Healthcare advances continue unyielded amid population surge

Healthcare advances continue unyielded amid population surge

Jordanian healthcare facilities have succeeded in simultaneously treating the arrival of 1.4 million Syrian refugees while ensuring that the country’s overall quality of healthcare continues to improve. From the beginning of the Syrian conflict in 2011, Jordan’s child mortality rate – considered a strong barometer for healthcare quality – has continued to drop, from 20.5 deaths per 1,000 live births to 16.7 today, UNICEF data shows. 

Jordan’s treatment of refugees has been to “ensure equitable access for all,” starting from the first days of the crisis, says Minister of Health Dr. Mahmoud Sheyab. This has played out by offering services free of charge where applicable, or by providing very subsidized rates. According to the Ministry of Health, the response plan created alongside UN agencies allowed the nation to “meet the immediate and short-term health needs of refugees whilst also strengthening the national health system.” 

However, Jordan’s healthcare system remains stressed from handling such a rapid increase of patients, and more aid will be needed to maintain healthcare quality. “We are requesting direct support from the international community for this plan and for unmet needs due to this unprecedented crisis,” says Minister Sheyab. 

“Jordan has met the immediate and short-term health needs of refugees whilst strengthening the national health system.” Dr. Mahmoud Sheyab – Minister of Health

As part of Jordan’s Economic Growth Plan 2022, the government is aiming to increase national universal healthcare coverage to 95%, up from the 68% of the population that benefited from health insurance in 2016. The plan also outlines motives to “encourage investment in medical tourism to attract a larger number of medical-seeking tourists from more countries, especially those in Africa,” Minister Sheyab says. 
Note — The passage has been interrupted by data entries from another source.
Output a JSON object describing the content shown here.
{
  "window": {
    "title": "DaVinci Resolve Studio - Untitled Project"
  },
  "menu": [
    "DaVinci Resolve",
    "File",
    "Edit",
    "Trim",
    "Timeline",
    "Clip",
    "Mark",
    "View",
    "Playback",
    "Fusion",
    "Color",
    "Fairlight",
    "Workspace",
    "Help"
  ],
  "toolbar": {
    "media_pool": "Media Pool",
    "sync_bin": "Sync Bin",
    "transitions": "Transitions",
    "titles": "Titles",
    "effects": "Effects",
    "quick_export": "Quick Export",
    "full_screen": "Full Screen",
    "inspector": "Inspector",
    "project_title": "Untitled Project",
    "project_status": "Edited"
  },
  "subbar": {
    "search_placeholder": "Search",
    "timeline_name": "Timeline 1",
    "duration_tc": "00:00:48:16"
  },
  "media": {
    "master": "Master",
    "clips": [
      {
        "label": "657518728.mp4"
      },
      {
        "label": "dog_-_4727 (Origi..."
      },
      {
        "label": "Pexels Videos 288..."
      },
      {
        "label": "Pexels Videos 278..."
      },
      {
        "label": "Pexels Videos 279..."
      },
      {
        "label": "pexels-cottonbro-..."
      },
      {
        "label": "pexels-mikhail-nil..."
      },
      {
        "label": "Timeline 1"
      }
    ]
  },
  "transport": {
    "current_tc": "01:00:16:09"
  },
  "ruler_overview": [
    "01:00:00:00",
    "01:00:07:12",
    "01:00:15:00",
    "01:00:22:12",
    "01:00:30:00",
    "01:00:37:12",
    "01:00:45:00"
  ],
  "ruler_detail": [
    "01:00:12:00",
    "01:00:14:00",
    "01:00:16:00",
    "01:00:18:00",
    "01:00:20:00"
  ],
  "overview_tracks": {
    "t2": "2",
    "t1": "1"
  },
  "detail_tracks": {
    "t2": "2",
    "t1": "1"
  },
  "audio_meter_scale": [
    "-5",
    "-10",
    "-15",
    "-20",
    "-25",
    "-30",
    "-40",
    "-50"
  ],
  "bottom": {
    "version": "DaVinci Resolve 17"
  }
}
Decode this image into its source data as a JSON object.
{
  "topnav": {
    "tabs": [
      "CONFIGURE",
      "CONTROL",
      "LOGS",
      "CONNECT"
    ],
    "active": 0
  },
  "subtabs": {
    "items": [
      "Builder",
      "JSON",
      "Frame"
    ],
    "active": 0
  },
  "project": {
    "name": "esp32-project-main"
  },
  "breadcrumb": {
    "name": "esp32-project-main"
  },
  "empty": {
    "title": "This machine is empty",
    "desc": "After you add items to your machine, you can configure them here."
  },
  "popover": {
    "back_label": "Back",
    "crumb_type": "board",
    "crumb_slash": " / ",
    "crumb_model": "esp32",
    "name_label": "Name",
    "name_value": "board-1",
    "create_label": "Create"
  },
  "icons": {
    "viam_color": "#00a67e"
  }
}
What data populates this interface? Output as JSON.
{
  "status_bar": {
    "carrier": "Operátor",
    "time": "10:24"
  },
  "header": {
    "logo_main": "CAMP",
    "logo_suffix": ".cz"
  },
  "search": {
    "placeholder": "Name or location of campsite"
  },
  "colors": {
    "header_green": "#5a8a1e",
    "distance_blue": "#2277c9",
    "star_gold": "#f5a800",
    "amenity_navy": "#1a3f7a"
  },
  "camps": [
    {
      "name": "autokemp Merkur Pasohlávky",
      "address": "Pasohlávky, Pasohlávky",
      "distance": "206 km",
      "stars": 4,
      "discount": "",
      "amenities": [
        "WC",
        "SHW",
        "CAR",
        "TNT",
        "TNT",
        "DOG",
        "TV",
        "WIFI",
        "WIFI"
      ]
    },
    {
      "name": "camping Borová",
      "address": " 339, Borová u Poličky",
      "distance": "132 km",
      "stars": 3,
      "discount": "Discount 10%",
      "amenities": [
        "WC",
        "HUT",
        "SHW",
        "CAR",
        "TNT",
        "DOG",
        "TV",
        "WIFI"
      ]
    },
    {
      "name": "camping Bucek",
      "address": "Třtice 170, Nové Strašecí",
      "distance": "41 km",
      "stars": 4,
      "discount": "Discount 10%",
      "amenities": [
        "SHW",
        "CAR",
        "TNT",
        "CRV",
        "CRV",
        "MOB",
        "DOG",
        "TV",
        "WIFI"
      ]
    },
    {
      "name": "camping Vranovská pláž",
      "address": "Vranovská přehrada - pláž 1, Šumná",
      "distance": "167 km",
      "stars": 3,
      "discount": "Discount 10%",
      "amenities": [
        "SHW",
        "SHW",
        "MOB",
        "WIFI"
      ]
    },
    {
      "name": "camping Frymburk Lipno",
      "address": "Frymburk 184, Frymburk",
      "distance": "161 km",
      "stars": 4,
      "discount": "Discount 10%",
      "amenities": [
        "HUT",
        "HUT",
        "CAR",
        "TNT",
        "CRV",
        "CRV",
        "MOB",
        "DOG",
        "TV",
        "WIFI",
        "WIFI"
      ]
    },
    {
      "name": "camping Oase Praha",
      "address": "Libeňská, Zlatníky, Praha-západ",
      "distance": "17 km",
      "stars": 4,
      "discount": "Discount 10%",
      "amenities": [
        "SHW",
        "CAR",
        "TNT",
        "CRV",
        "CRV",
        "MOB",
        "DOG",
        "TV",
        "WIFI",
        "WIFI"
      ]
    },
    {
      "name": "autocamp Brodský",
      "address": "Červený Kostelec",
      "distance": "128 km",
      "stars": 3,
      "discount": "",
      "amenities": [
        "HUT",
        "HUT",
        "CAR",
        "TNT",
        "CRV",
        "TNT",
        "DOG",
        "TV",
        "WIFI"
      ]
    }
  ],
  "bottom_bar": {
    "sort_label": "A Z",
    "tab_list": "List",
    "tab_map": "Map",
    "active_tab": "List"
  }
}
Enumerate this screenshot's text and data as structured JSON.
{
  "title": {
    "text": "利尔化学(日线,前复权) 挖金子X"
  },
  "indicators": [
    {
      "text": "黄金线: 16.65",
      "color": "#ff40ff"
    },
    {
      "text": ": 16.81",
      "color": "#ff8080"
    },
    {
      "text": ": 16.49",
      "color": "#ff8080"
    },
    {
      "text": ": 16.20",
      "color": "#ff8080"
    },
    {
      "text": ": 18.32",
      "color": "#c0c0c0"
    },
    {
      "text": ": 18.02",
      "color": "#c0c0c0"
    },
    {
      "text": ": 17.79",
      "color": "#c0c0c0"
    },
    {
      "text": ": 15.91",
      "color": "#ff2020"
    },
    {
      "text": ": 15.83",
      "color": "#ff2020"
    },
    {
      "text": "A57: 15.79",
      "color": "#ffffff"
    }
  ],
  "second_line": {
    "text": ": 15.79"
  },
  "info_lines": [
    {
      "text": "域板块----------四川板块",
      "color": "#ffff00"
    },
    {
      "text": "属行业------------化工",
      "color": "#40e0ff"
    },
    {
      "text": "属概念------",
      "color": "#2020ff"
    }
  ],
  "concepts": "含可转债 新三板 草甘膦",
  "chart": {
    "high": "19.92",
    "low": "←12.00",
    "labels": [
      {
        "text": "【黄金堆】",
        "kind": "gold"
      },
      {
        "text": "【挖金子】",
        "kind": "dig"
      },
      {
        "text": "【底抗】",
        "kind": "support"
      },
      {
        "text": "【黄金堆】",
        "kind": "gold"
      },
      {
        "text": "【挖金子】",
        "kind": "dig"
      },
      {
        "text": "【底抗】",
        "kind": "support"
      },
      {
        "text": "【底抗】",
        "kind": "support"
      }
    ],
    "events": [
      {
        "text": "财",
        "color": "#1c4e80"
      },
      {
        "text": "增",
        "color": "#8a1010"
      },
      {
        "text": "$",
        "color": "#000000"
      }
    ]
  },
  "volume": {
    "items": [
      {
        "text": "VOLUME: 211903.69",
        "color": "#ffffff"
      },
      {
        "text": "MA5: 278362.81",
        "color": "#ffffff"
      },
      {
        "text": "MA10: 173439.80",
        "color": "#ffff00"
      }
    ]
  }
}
In 2017, the Kingdom received about 160,000 to 170,000 foreign patients, a considerable drop from 2015 levels due to stricter visa regulations that harmed an industry dependent on receiving most of its customers from Gulf states. However, the adoption of a medical responsibility law, Minister Sheyad says, “will encourage the arrival of more medical tourists by no less than 20%.” With visa restrictions being eased, the medical tourism industry could be set on the fast track towards recovery.